In recent decades, global and regional climate change has emerged as a significant challenge with potential catastrophic consequences, including hurricanes, floods, sea level rise, and temperature shifts. Snow-covered area (SCA) serves as a crucial climatic parameter reflecting climate changes, yet accurately determining SCA proves to be a challenging and time-consuming task. This study aims to develop robust prediction models for SCA by employing three machine learning (ML) approaches using readily available climatic data from Swat, Pakistan, spanning two decades. The climate data encompass precipitation, daily maximum/minimum temperatures, and SCA measurements.
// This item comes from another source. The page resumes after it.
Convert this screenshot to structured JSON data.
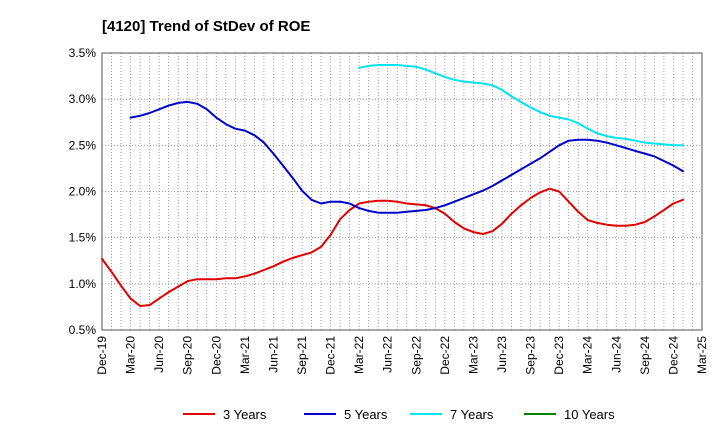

Three ML methods—artificial neural networks (ANN), functional networks (FN), and adaptive neuro-fuzzy inference systems (ANFIS)—were employed to model SCA. Accuracy measures, including coefficient of determination (R²), average absolute percentage error (AAPE), and root mean squared error (RMSE) were utilized to evaluate model performance. All three ML models exhibited superior performance, with high R² values and low errors. Accuracy indicators of the ANN model are better than FN and ANFIS models, yielding the highest R² (0.956) and minimum RMSE and AAPE values (0.61 and 0.91). ANFIS demonstrated slightly better performance than FN, with RMSE, AAPE, and R² values of 0.65, 1.1, and 0.950, respectively. FN yielded RMSE, AAPE, and R values of 1.14, 1.72, and 0.85, respectively. Additionally, two empirical correlations were derived from the optimized FN and ANN models for SCA prediction using the same input variables. This study underscores the efficacy of ML techniques in accurately and consistently predicting SCA parameters, offering valuable insights into climate change and its consequences.